Location
- Limekiln Avenue, Dublin 12 Ireland
- Coordinates: 53°18′27″N 6°20′08″W﻿ / ﻿53.30750°N 6.33556°W

Information
- Established: 1970
- Principal: Ann Bray
- Staff: 43
- Years offered: 6
- Gender: Boys
- Age: 12 to 18
- Enrollment: 600
- Colour: Navy
- Website: Official website

= Greenhills College =

Greenhills College (Coláiste na gCnoc Glas) is a secondary school situated on Limekiln Avenue, Greenhills in South Dublin. It accommodates Junior Certificate, Leaving Certificate and Leaving Certificate Applied students and offers the Leaving Certificate Vocational Programme to its students. It is run by the Dublin and Dun Laoghaire Education and Training Board (DDLETB) and is a non-fee paying school.

Greenhills College opened in 1970 in Crumlin, and moved to its present site in 1972. In 1973, Greenhills College offered adult education and leisure-type classes to the local community. The college also provides post-Leaving Certificate (PLC) and Vocational Training Opportunities Scheme (VTOS) courses for adult learners.

The school competes in a number of sports and extra curricular activities including Gaelic football, hurling, soccer, basketball, boxing, and Gaelic handball. Greenhills represented Ireland at the World Schools Games in Sweden in 1991. In 2015, the school won its first title in hurling. The Olympic Gold medallist and boxer, Michael Carruth, is a former student of Greenhills College which he attended with his two brothers.

==Curriculum==
The curriculum offered covers a number of common subjects in the state examinations including German, Art, Music, Business, Engineering, Materials Technology Wood, Construction, Metalwork, Religious Education, Science and History.

In addition to the Leaving Certificate Vocational Programme (a voluntary programme run in the college), a number of subjects are taught at the school in both the Junior Certificate and Leaving Certificate cycles.

==Extra curricular activities==
===Sports===
Gaelic football, hurling, soccer and basketball teams are the main team sports played at Greenhills College.
The school has won Ireland's the national soccer title, the Dr. Tony O' Neill cup, in both 1980/81 and 1990/91, and went on to represent Ireland in the 1991 World Schools Cup in Sweden.

- Dr. Tony O' Neill Cup (Leinster Under 19 A) (2): 1980/81, 1990/91
- John Murphy Cup (Leinster Under 19 B) (1): 2010/11
- Tom Ticher Cup (Leinster Under 17 A) (4): 1983/84, 1985/86, 1989/90, 1994/95
- Minor Cup (Leinster Under 15 A) (6): 1980/81, 1981/82, 1984/85, 1987/88, 1992/93, 1995/96

===Clubs and events===
The college has a number of clubs and societies including a student council, enterprise club, ECO club and a cooking club.

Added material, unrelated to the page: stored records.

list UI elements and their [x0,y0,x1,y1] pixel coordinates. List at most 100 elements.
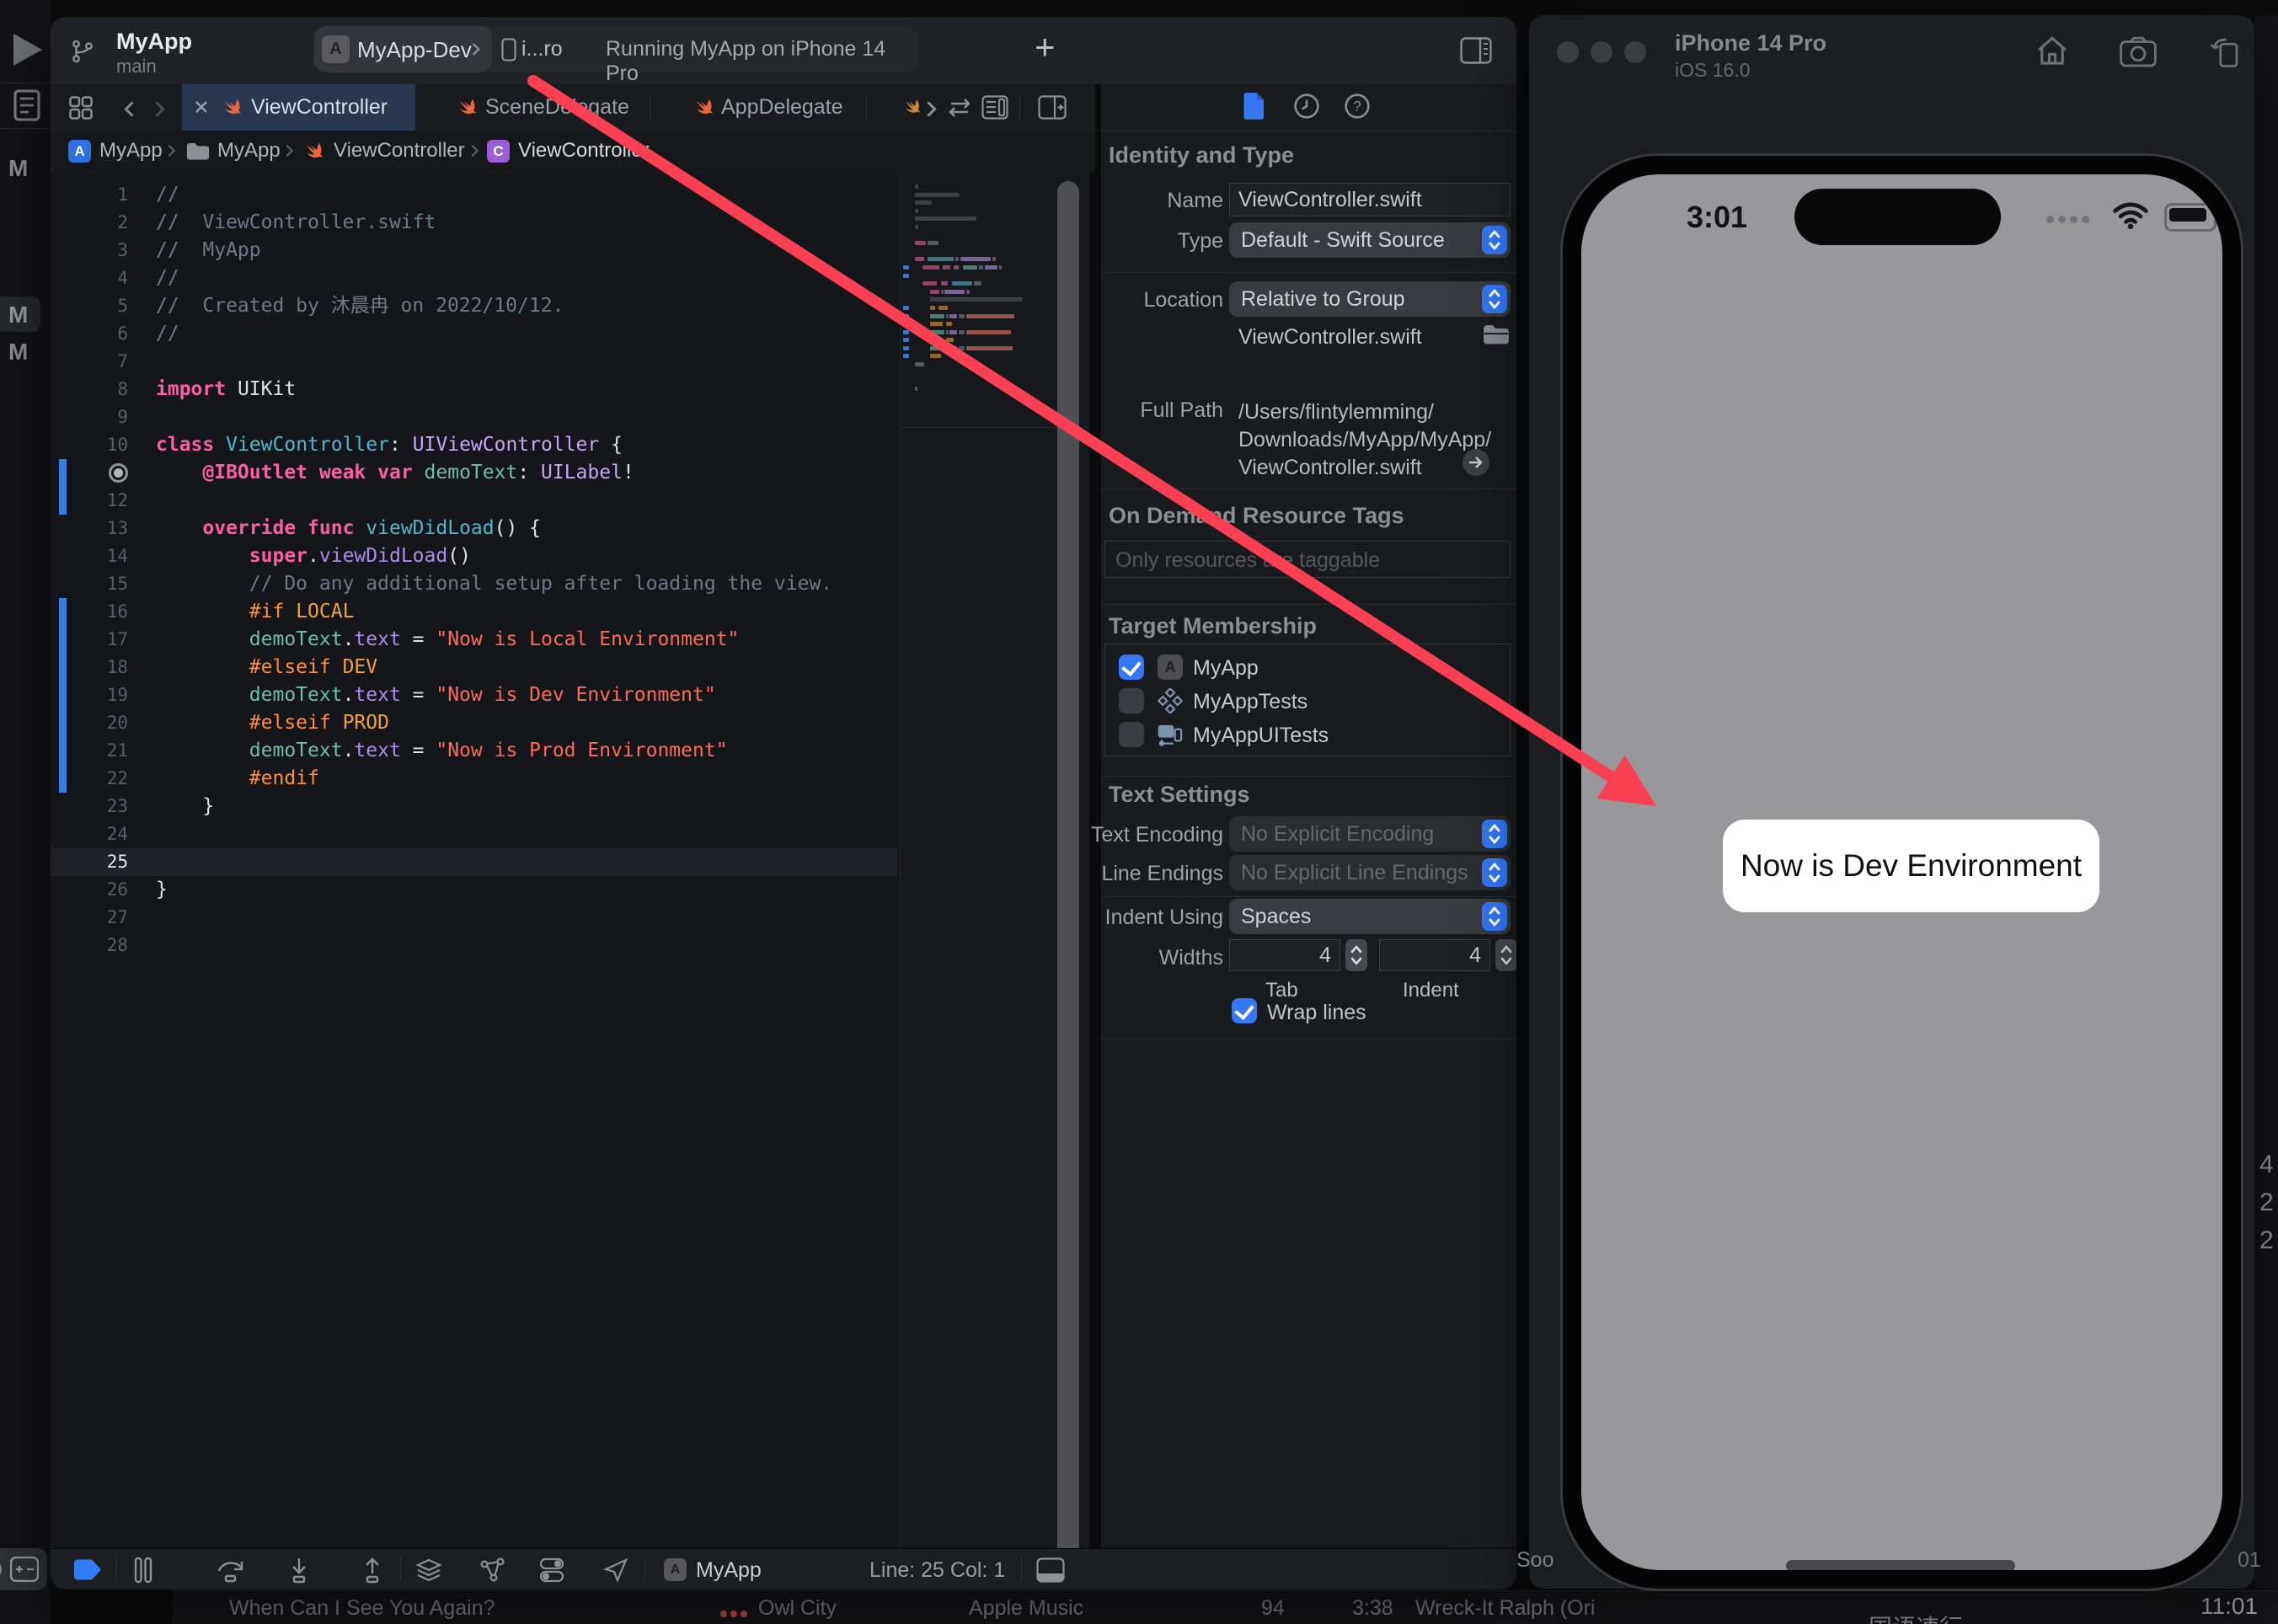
indent-width-field[interactable]: 4 [1379,939,1490,971]
code-line[interactable]: 23 } [51,793,897,820]
traffic-light-zoom[interactable] [1624,41,1646,63]
line-number[interactable]: 9 [51,403,128,431]
minimap[interactable] [915,184,1050,411]
name-field[interactable]: ViewController.swift [1229,183,1511,216]
code-line[interactable]: 24 [51,820,897,848]
code-line[interactable]: 27 [51,904,897,932]
traffic-light-minimize[interactable] [1591,41,1612,63]
screenshot-camera-icon[interactable] [2119,35,2158,69]
music-window-row[interactable]: When Can I See You Again? Owl City Apple… [173,1590,2278,1624]
code-line[interactable]: 17 demoText.text = "Now is Local Environ… [51,626,897,654]
line-number[interactable]: 3 [51,237,128,264]
code-line[interactable]: 26} [51,876,897,904]
code-line[interactable]: 12 [51,487,897,515]
rotate-device-icon[interactable] [2207,34,2243,69]
home-indicator[interactable] [1786,1560,2015,1570]
iphone-screen[interactable]: 3:01 Now is Dev Environment [1581,174,2222,1570]
code-line[interactable]: 14 super.viewDidLoad() [51,542,897,570]
code-line[interactable]: 2// ViewController.swift [51,209,897,237]
folder-open-icon[interactable] [1482,323,1511,346]
code-line[interactable]: 16 #if LOCAL [51,598,897,626]
line-number[interactable]: 25 [51,848,128,876]
code-line[interactable]: @IBOutlet weak var demoText: UILabel! [51,459,897,487]
line-number[interactable]: 6 [51,320,128,348]
running-app-name[interactable]: MyApp [696,1558,762,1583]
editor-options-icon[interactable] [981,95,1008,120]
target-checkbox[interactable] [1119,688,1144,713]
code-line[interactable]: 15 // Do any additional setup after load… [51,570,897,598]
simulate-location-icon[interactable] [602,1557,629,1584]
line-number[interactable]: 13 [51,515,128,542]
overflow-chevron-icon[interactable] [921,101,936,116]
memory-graph-icon[interactable] [479,1557,507,1584]
code-line[interactable]: 28 [51,932,897,959]
grid-icon[interactable] [67,95,94,120]
type-dropdown[interactable]: Default - Swift Source [1229,222,1511,258]
code-line[interactable]: 19 demoText.text = "Now is Dev Environme… [51,681,897,709]
line-number[interactable]: 23 [51,793,128,820]
toggle-inspector-icon[interactable] [1460,37,1492,64]
help-inspector-icon[interactable]: ? [1344,93,1371,120]
debug-variables-widget-fragment[interactable] [0,1548,47,1590]
line-number[interactable]: 27 [51,904,128,932]
line-number[interactable]: 7 [51,348,128,376]
code-lines[interactable]: 1//2// ViewController.swift3// MyApp4//5… [51,181,897,959]
line-number[interactable]: 5 [51,292,128,320]
indent-width-stepper[interactable] [1495,939,1516,971]
pause-icon[interactable] [131,1557,155,1584]
line-number[interactable]: 26 [51,876,128,904]
code-line[interactable]: 3// MyApp [51,237,897,264]
tab-width-field[interactable]: 4 [1229,939,1340,971]
code-line[interactable]: 1// [51,181,897,209]
code-line[interactable]: 25 [51,848,897,876]
line-number[interactable]: 24 [51,820,128,848]
line-number[interactable]: 8 [51,376,128,403]
location-dropdown[interactable]: Relative to Group [1229,281,1511,317]
code-line[interactable]: 20 #elseif PROD [51,709,897,737]
step-into-icon[interactable] [286,1557,312,1584]
endings-dropdown[interactable]: No Explicit Line Endings [1229,855,1511,890]
step-out-icon[interactable] [360,1557,385,1584]
tab-scenedelegate[interactable]: SceneDelegate [485,95,629,120]
outlet-connection-icon[interactable] [109,463,128,483]
line-number[interactable]: 15 [51,570,128,598]
environment-overrides-icon[interactable] [537,1557,566,1584]
code-line[interactable]: 10class ViewController: UIViewController… [51,431,897,459]
home-button-icon[interactable] [2035,34,2070,69]
code-line[interactable]: 7 [51,348,897,376]
plus-minus-box-icon[interactable] [10,1557,39,1582]
hide-debug-area-icon[interactable] [1036,1557,1065,1583]
code-line[interactable]: 5// Created by 沐晨冉 on 2022/10/12. [51,292,897,320]
history-inspector-icon[interactable] [1293,93,1320,120]
line-number[interactable]: 1 [51,181,128,209]
indent-using-dropdown[interactable]: Spaces [1229,899,1511,934]
crumb-group[interactable]: MyApp [217,139,281,163]
scheme-selector[interactable]: A MyApp-Dev [314,26,492,72]
target-checkbox[interactable] [1119,722,1144,747]
wrap-lines-checkbox[interactable] [1232,998,1257,1023]
target-checkbox[interactable] [1119,654,1144,680]
crumb-project[interactable]: MyApp [99,139,163,163]
scheme-status-pill[interactable]: A MyApp-Dev i...ro Running MyApp on iPho… [314,26,918,72]
close-tab-icon[interactable] [194,99,209,115]
encoding-dropdown[interactable]: No Explicit Encoding [1229,816,1511,852]
tab-appdelegate[interactable]: AppDelegate [721,95,843,120]
view-hierarchy-icon[interactable] [414,1557,443,1584]
traffic-light-close[interactable] [1557,41,1579,63]
line-number[interactable]: 10 [51,431,128,459]
code-line[interactable]: 6// [51,320,897,348]
resource-tags-box[interactable]: Only resources are taggable [1104,541,1511,578]
code-line[interactable]: 22 #endif [51,765,897,793]
forward-icon[interactable] [149,101,164,116]
destination-name[interactable]: i...ro [521,37,563,61]
new-tab-button[interactable]: + [1035,27,1056,67]
code-line[interactable]: 13 override func viewDidLoad() { [51,515,897,542]
swap-editors-icon[interactable] [946,97,973,119]
line-number[interactable]: 4 [51,264,128,292]
breakpoints-toggle-icon[interactable] [73,1558,105,1581]
code-line[interactable]: 9 [51,403,897,431]
open-path-arrow-icon[interactable] [1462,448,1490,477]
crumb-file[interactable]: ViewController [334,139,465,163]
line-number[interactable]: 2 [51,209,128,237]
line-number[interactable]: 14 [51,542,128,570]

Each March, Seachtain na Gaeilge (literally, "Week of Irish") events are organised to promote the Irish language in the school. An annual Mind Your Mind event has also been held since 2016.

==Facilities==
The college has three science laboratories, two art classrooms, two woodwork classrooms, two engineering classrooms, five computer rooms, a technical graphics rooms and over 40 classrooms. Greenhills College has a separate P.E. hall and gymnasium on the school grounds.

==Adult education==
Greenhills College of Further Education runs full and part-time PLC qualifications in Business, Computing, Engineering, Healthcare, Sports, Art, Pre-university Arts and VTOS courses. The courses take place in the further education section of the college.

Some of the adult education courses are FETAC accredited.

==Notable alumni==
- Paul Bealin, former Dublin GAA footballer and winner of the 1995 All-Ireland Senior Football Championship
- Liam Buckley, association footballer and manager
- Mark Byrne, association footballer
- Michael Carruth, Irish Olympic boxer and Olympic gold medalist
- Stephen Gleeson, association footballer
- Jacknife Lee, Grammy award-winning record producer and musician
- Paul Newe, former association professional footballer
- Niall O'Toole, Irish Olympic rower and world gold medalist
- Gary Thomson, a former cyclist who competed in the individual road race and the team time trial events at the 1984 Summer Olympics.